Our long term backups are done with the same basic system as our regular disk-based backups. We have some additional Amanda servers that are used only for these long term backups, we load them up with disks, and then we have them do full backups of all of our filesystems to the spare disks. Obviously this requires careful scheduling and managing, since we don't want to collide with the regular backups (which take priority). This is a simple approach and it works, but unfortunately over time it's become increasingly difficult and time consume to actually do a long term backup run. The long term backups can only run during the day and require hand attention, sometimes the regular backups of our largest fileserver run into the day and block long term backups that day entirely, the daytime backups go very slowly in general because our systems are actively in use, and so on. And many of these problems are only going to get worse in the future, as people use more space and are more active on our machines.
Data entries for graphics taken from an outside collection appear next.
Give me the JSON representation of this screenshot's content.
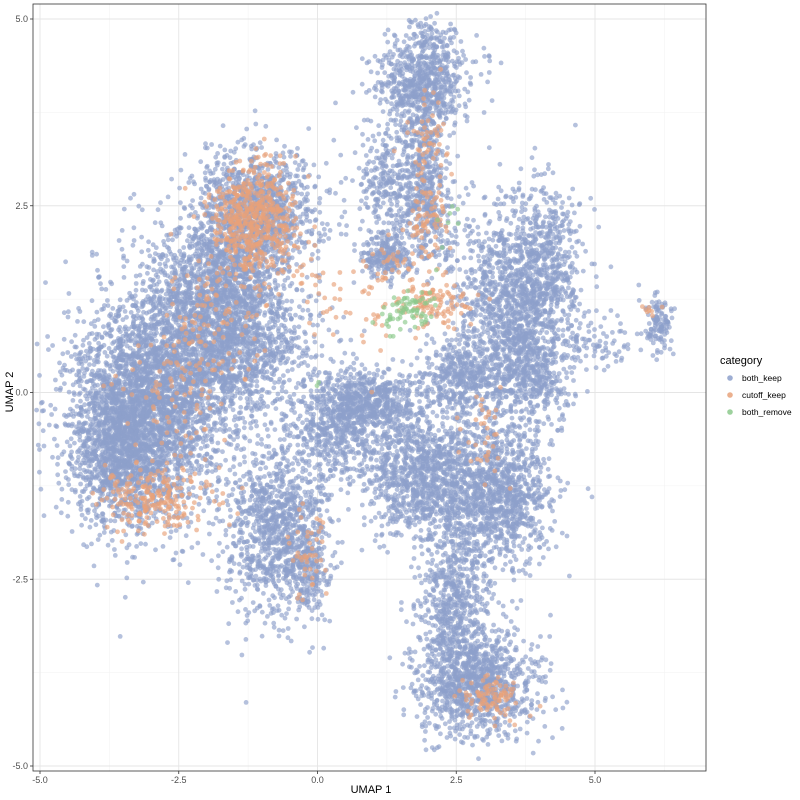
{
  "chart_data": {
    "type": "scatter",
    "title": "",
    "xlabel": "UMAP 1",
    "ylabel": "UMAP 2",
    "xlim": [
      -5.1,
      7.0
    ],
    "ylim": [
      -5.05,
      5.2
    ],
    "x_ticks": [
      -5.0,
      -2.5,
      0.0,
      2.5,
      5.0
    ],
    "x_tick_labels": [
      "-5.0",
      "-2.5",
      "0.0",
      "2.5",
      "5.0"
    ],
    "y_ticks": [
      -5.0,
      -2.5,
      0.0,
      2.5,
      5.0
    ],
    "y_tick_labels": [
      "-5.0",
      "-2.5",
      "0.0",
      "2.5",
      "5.0"
    ],
    "grid": true,
    "legend": {
      "title": "category",
      "placement": "right",
      "entries": [
        {
          "label": "both_keep",
          "color": "#8DA0CB"
        },
        {
          "label": "cutoff_keep",
          "color": "#E8A27A"
        },
        {
          "label": "both_remove",
          "color": "#8CC98C"
        }
      ]
    },
    "point_alpha": 0.65,
    "series": [
      {
        "name": "both_keep",
        "color": "#8DA0CB",
        "clusters": [
          {
            "cx": -3.2,
            "cy": -0.3,
            "sx": 0.65,
            "sy": 0.75,
            "n": 2600
          },
          {
            "cx": -3.6,
            "cy": -0.8,
            "sx": 0.4,
            "sy": 0.45,
            "n": 600
          },
          {
            "cx": -2.3,
            "cy": 0.6,
            "sx": 0.6,
            "sy": 0.8,
            "n": 1400
          },
          {
            "cx": -1.6,
            "cy": 1.4,
            "sx": 0.5,
            "sy": 0.5,
            "n": 900
          },
          {
            "cx": -1.1,
            "cy": 2.45,
            "sx": 0.55,
            "sy": 0.4,
            "n": 1100
          },
          {
            "cx": -1.2,
            "cy": 0.6,
            "sx": 0.6,
            "sy": 0.5,
            "n": 700
          },
          {
            "cx": -0.75,
            "cy": -1.8,
            "sx": 0.45,
            "sy": 0.6,
            "n": 1000
          },
          {
            "cx": -0.15,
            "cy": -2.3,
            "sx": 0.18,
            "sy": 0.4,
            "n": 200
          },
          {
            "cx": 0.3,
            "cy": -0.5,
            "sx": 0.4,
            "sy": 0.4,
            "n": 500
          },
          {
            "cx": 1.0,
            "cy": -0.15,
            "sx": 0.45,
            "sy": 0.22,
            "n": 600
          },
          {
            "cx": 1.9,
            "cy": -1.1,
            "sx": 0.5,
            "sy": 0.45,
            "n": 1000
          },
          {
            "cx": 3.2,
            "cy": -1.4,
            "sx": 0.5,
            "sy": 0.5,
            "n": 1200
          },
          {
            "cx": 2.6,
            "cy": 0.2,
            "sx": 0.35,
            "sy": 0.25,
            "n": 400
          },
          {
            "cx": 2.45,
            "cy": -2.9,
            "sx": 0.3,
            "sy": 0.55,
            "n": 600
          },
          {
            "cx": 2.9,
            "cy": -3.9,
            "sx": 0.55,
            "sy": 0.35,
            "n": 1000
          },
          {
            "cx": 1.9,
            "cy": 4.2,
            "sx": 0.4,
            "sy": 0.35,
            "n": 700
          },
          {
            "cx": 1.9,
            "cy": 3.1,
            "sx": 0.25,
            "sy": 0.55,
            "n": 400
          },
          {
            "cx": 1.2,
            "cy": 2.8,
            "sx": 0.25,
            "sy": 0.45,
            "n": 250
          },
          {
            "cx": 1.2,
            "cy": 1.8,
            "sx": 0.2,
            "sy": 0.15,
            "n": 200
          },
          {
            "cx": 1.95,
            "cy": 2.3,
            "sx": 0.3,
            "sy": 0.35,
            "n": 200
          },
          {
            "cx": 3.4,
            "cy": 1.2,
            "sx": 0.45,
            "sy": 0.65,
            "n": 900
          },
          {
            "cx": 4.1,
            "cy": 1.7,
            "sx": 0.35,
            "sy": 0.55,
            "n": 600
          },
          {
            "cx": 3.8,
            "cy": 0.3,
            "sx": 0.35,
            "sy": 0.35,
            "n": 500
          },
          {
            "cx": 4.9,
            "cy": 0.65,
            "sx": 0.4,
            "sy": 0.15,
            "n": 80
          },
          {
            "cx": 6.1,
            "cy": 0.9,
            "sx": 0.15,
            "sy": 0.2,
            "n": 120
          }
        ]
      },
      {
        "name": "cutoff_keep",
        "color": "#E8A27A",
        "clusters": [
          {
            "cx": -1.15,
            "cy": 2.3,
            "sx": 0.4,
            "sy": 0.35,
            "n": 520
          },
          {
            "cx": -2.9,
            "cy": -1.4,
            "sx": 0.5,
            "sy": 0.25,
            "n": 220
          },
          {
            "cx": -2.5,
            "cy": 0.2,
            "sx": 0.5,
            "sy": 0.5,
            "n": 110
          },
          {
            "cx": -1.6,
            "cy": 1.1,
            "sx": 0.4,
            "sy": 0.4,
            "n": 70
          },
          {
            "cx": 2.1,
            "cy": 1.2,
            "sx": 0.35,
            "sy": 0.2,
            "n": 110
          },
          {
            "cx": 2.0,
            "cy": 2.3,
            "sx": 0.15,
            "sy": 0.25,
            "n": 70
          },
          {
            "cx": 2.0,
            "cy": 3.4,
            "sx": 0.2,
            "sy": 0.4,
            "n": 55
          },
          {
            "cx": 3.15,
            "cy": -4.1,
            "sx": 0.3,
            "sy": 0.15,
            "n": 90
          },
          {
            "cx": -0.15,
            "cy": -2.2,
            "sx": 0.15,
            "sy": 0.3,
            "n": 45
          },
          {
            "cx": 3.0,
            "cy": -0.6,
            "sx": 0.25,
            "sy": 0.3,
            "n": 35
          },
          {
            "cx": 0.8,
            "cy": 1.1,
            "sx": 0.4,
            "sy": 0.35,
            "n": 40
          },
          {
            "cx": 1.4,
            "cy": 1.7,
            "sx": 0.2,
            "sy": 0.15,
            "n": 25
          },
          {
            "cx": -0.2,
            "cy": 1.5,
            "sx": 0.3,
            "sy": 0.3,
            "n": 20
          },
          {
            "cx": 6.0,
            "cy": 1.1,
            "sx": 0.1,
            "sy": 0.05,
            "n": 8
          }
        ]
      },
      {
        "name": "both_remove",
        "color": "#8CC98C",
        "clusters": [
          {
            "cx": 1.75,
            "cy": 1.1,
            "sx": 0.18,
            "sy": 0.12,
            "n": 55
          },
          {
            "cx": 1.3,
            "cy": 0.95,
            "sx": 0.12,
            "sy": 0.1,
            "n": 15
          },
          {
            "cx": 2.4,
            "cy": 2.2,
            "sx": 0.2,
            "sy": 0.15,
            "n": 8
          },
          {
            "cx": 0.0,
            "cy": 0.15,
            "sx": 0.08,
            "sy": 0.08,
            "n": 2
          }
        ]
      }
    ]
  }
}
Recently, one of my co-workers had a great idea on how to deal with all of these problems: copy filesystem backups out of our existing Amanda servers. Instead of using additional Amanda servers to do additional backups, we can just make copies of the full filesystem backups from our existing regular backup system. When you do Amanda backups to 'tapes' that are actually disks, Amanda just writes each filesystem backup to a regular file. Want an extra copy, say for long term backups? Just copy it somewhere, say to the disks we're using for those long term backups. This copying doesn't bog down our fileservers, can easily be done when the Amanda servers are otherwise idle, and can be done any time we want, even days after the filesystem full backup was actually made. Effectively we've turned building the long term backups from a synchronous process into an asynchronous one.
The drawback of abandoning Amanda is that we lose all of the Amanda
infrastructure for tracking where filesystems have been saved and
restoring filesystems (and files). It's entirely up to us to keep
track of which disk has which filesystem backup (and when it was
made) and to save per-filesystem index files. And any restores will
have to be entirely done by hand with raw
which makes them rather less convenient. But we think we can live
with all of this in exchange for it being much easier to make the
long term backups.
Right now this is just a plan. We haven't done a long term backup run with it; the next one is likely to happen in September or October. We may find out that there are some unexpected complications or annoyances when we actually try it, although we haven't been able to think of any.
(In retrospect this feels like an obvious idea, but much like the last time spotting it requires being able to look at things kind of sideways. All of my thoughts about the problem were focused on 'how can we speed up dumping filesystems for the long term backups' and 'how can we make them work more automatically' and so on, which were all stuck inside the existing overall approach.)